Even though magazine launches outpaced title shutdowns for the sixth year in a row, the trend is clear: net growth is dwindling. In the first half of 2015, 52 print magazines launched and 21 shut down, according to MediaFinder.com, the online database of U.S. and Canadian periodicals. Compared to 2014, both launches and closures were down. In the first half of 2014, 75 print magazines launched, and 27 shut down.

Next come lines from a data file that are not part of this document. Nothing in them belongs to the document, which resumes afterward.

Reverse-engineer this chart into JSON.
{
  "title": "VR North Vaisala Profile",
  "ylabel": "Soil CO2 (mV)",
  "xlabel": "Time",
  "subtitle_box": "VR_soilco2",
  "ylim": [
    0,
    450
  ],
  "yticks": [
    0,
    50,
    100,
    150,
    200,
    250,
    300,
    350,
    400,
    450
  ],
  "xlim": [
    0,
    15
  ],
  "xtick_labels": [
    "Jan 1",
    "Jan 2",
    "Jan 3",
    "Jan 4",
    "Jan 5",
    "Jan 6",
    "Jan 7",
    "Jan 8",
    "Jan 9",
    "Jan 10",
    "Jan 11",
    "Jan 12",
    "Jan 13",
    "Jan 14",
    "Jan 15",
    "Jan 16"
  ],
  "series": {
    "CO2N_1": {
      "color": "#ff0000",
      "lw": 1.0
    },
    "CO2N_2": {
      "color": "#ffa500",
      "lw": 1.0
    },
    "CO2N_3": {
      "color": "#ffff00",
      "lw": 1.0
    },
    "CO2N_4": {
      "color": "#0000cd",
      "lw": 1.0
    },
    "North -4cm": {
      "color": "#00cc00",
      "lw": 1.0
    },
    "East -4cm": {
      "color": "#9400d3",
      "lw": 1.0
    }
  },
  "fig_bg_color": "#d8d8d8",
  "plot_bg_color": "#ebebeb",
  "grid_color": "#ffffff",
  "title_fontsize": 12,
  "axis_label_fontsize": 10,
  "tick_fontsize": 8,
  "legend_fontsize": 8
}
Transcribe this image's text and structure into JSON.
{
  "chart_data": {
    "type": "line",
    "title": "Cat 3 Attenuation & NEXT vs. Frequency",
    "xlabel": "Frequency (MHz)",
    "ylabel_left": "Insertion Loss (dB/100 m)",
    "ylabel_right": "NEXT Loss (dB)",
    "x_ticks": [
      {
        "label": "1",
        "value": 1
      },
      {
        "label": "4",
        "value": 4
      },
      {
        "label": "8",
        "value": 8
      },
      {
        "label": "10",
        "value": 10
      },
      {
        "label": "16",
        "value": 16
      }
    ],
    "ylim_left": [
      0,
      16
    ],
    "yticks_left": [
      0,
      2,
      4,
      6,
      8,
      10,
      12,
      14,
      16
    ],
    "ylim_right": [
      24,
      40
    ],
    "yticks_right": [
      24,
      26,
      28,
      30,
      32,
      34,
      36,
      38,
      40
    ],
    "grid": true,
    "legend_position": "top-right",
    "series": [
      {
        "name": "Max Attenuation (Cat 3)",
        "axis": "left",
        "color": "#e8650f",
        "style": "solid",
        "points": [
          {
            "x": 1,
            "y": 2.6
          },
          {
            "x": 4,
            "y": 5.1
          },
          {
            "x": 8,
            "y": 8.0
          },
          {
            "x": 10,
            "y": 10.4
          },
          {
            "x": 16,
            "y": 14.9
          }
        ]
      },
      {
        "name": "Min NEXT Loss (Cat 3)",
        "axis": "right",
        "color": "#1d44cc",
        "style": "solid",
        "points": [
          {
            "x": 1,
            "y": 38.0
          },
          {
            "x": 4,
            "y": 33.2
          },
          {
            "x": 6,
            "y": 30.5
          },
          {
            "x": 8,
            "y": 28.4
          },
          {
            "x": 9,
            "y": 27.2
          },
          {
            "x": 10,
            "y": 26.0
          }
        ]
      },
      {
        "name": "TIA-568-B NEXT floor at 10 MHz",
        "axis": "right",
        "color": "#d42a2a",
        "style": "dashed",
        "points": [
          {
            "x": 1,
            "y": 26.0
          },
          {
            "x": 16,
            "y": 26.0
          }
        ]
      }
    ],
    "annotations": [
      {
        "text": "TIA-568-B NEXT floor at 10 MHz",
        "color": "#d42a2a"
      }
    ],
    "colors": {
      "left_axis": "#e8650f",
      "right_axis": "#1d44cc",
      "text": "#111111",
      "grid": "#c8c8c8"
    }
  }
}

The true numbers can be tricky because the digital magazine category is a hard one to define, ranging from media websites to specialized industry publications with a closed audience. The industry as a whole does appear to be stabilizing, as the number of titles that closed are the lowest since MediaFinder started publishing its statistics in 2009. Unfortunately, new launch numbers are falling even faster, with the net result being that additions to the publishing industry have been dropping for years.
The lack of investment in new titles can be largely attributed to the almost non-existent mergers and acquisitions in the industry recently.
According to the MPA’s Magazine Media Factbook 2015, which uses data from leading third-party providers and currently covers approximately 145 magazine media brands from more than 30 companies, magazine media saw a print and digital audience growth of +0.2% from 1,018,758,000 in Q1 2014 to 1,031,289,000 in Q1 2015.
Some encouraging findings from the MPS are that to date, the top 25 print primetime TV magazines reach more adults and teens than the top 25 primetime TV programs, and among affluent consumers, advertising in print and digital magazines attracts the most interest. It is clear that the magazine format is alive and well, but evolving.
The latest Global Marketing Index (GMI) shows a continuing downward trajectory of traditional media, while digital and mobile, including magazines, continue to be the focus of increasing marketing budgets.